Since Sunday was World baking day, I was planning to spend the whole day in the kitchen. It was however a beautiful day in Cape Town so we just had to go for a walk on the beach early in the morning!
Once home I started playing in the kitchen and had a delightful time, but I have never had so many disasters in the kitchen before! First I made potato baskets for brunch and the baskets did not work out, so eventually I just put the filling on top of flat potato cakes! 🙁
Secondly I decided to bake Brownies with an orange meringue (number 95) of the challenge. The baking tin that I used was larger than the one that I was supposed to use, so my brownie cake came out flat and I could not divide it into two halves, so I put the orange curd on top followed by the meringue. I was supposed to brown the meringue with my blow torch, but once I wanted to do this, I discovered that my blowtorch was out of gas! I decided to brown the meringue under the oven grill and I burnt it! 🙁 Eventually I just baked the cake until the meringue was brown and cooked. It tastes wonderful but looked awful, but I am definitely going to bake this again!
Thirdly (yes, there was a third disaster!) the chicken for the chicken meatballs were very sticky and I battled to form round meatballs. It tasted however delicious, and if you are watching Masterchef Australia, you will see that in the end it is all about taste. 🙂 So do try these spicy chicken meatballs in a coconut sauce which I served with rice.
- 1kg Chicken mince
- 1 large onion, chopped very finely
- 3 garlic cloves, minced
- 10ml grated fresh ginger
- 4 slices of bread, crumbed
- 1 egg
- 15ml Cayenne powder
- 15ml paprika powder
- 5ml turmeric
- 30ml fresh chopped thyme
- 30ml fresh chopped oreganum
- 30ml fresh basil (10ml dried basil)
- Salt and freshly grounded black pepper to taste
- 45ml olive oil and 30ml butter
- 60ml butter
- 60ml flour
- 15ml curry powder
- 10ml cumin powder
- 5ml coriander powder
- 500ml chicken stock
- 1 x tin coconut milk
- Fresh coriander leaves
- Pre-heat the oven to 180⁰C and butter an ovenproof dish.
- Mix the mince, onion, garlic, ginger, breadcrumbs, egg, cayenne powder, paprika, turmeric, thyme, oreganum and basil together. Season with salt and black pepper and roll the mixture into medium sized meatballs.
- Heat the olive oil and 30ml butter in a saucepan and fry the meatballs on all sides until brown. Transfer to the buttered ovenproof dish.

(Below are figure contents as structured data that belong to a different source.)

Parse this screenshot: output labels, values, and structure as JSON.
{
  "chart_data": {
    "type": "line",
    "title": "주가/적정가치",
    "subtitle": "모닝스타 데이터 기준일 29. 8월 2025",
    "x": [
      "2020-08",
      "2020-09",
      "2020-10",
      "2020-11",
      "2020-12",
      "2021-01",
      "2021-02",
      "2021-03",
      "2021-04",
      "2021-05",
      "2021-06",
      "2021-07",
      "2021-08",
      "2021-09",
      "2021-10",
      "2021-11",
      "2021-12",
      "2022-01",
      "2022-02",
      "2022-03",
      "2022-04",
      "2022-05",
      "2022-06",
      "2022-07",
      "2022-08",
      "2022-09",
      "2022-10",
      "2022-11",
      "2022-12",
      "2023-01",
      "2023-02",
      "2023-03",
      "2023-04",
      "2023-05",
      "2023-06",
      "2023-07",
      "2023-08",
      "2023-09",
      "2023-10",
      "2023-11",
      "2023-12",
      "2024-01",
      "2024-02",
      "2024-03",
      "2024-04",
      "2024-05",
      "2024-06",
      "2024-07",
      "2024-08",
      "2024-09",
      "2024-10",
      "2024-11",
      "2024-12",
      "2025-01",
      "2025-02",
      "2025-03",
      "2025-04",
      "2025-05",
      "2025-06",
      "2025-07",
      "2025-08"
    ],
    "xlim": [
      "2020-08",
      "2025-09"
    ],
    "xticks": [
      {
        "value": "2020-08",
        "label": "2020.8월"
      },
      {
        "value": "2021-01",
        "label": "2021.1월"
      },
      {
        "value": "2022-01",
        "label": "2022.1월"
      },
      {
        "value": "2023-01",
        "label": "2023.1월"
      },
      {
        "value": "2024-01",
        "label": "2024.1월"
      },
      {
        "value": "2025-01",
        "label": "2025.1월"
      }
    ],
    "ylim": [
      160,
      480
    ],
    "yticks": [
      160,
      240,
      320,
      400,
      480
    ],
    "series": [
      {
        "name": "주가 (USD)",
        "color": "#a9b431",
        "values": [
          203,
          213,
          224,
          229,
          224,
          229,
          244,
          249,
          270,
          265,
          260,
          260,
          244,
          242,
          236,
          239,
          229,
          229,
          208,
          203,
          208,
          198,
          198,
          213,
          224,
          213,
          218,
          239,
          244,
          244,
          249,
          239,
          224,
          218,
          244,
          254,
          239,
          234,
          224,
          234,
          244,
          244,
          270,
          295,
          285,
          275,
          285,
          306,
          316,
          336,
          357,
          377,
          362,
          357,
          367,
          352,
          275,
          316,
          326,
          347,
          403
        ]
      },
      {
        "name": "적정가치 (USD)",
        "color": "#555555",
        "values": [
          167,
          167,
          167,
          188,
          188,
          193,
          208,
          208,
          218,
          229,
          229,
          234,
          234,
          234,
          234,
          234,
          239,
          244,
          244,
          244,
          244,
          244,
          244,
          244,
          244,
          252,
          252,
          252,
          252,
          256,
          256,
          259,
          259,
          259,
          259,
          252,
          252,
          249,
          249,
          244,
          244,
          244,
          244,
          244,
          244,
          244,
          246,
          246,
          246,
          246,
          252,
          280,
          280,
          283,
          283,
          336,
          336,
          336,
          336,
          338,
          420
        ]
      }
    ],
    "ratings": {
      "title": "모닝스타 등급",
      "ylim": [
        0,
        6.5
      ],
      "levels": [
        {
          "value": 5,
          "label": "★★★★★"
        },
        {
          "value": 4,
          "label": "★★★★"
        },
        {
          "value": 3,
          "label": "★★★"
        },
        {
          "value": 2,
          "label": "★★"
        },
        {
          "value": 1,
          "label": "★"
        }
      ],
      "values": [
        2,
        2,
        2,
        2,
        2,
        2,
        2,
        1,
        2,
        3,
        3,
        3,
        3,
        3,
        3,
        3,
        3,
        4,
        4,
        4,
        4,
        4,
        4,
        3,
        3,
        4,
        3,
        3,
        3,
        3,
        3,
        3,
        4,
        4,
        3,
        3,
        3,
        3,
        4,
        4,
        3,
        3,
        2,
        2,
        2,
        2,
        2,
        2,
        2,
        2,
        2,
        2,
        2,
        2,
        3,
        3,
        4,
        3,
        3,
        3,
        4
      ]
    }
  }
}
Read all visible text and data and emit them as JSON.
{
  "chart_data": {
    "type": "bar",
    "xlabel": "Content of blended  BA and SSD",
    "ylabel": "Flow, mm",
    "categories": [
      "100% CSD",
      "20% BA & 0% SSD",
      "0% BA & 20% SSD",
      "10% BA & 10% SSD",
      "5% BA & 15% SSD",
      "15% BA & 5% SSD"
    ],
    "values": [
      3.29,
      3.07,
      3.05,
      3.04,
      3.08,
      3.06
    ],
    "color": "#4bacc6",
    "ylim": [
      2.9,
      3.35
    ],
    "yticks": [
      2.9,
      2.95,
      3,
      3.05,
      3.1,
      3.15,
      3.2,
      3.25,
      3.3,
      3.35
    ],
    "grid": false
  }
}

- Heat the 60ml butter until melted in a saucepan. Add the cake flour, curry powder, cumin powder and coriander powder and cook for 2 minutes.
- Add the chicken stock and stir all the time. Bring to the boil, reduce heat and simmer for approximately 5 minutes or until the sauce thickens. Add the coconut milk and pour over the meat balls.
- Bake in the pre-heated oven for 35 minutes or until the meatballs are cooked through.
- Sprinkle with coriander leaves and serve on rice.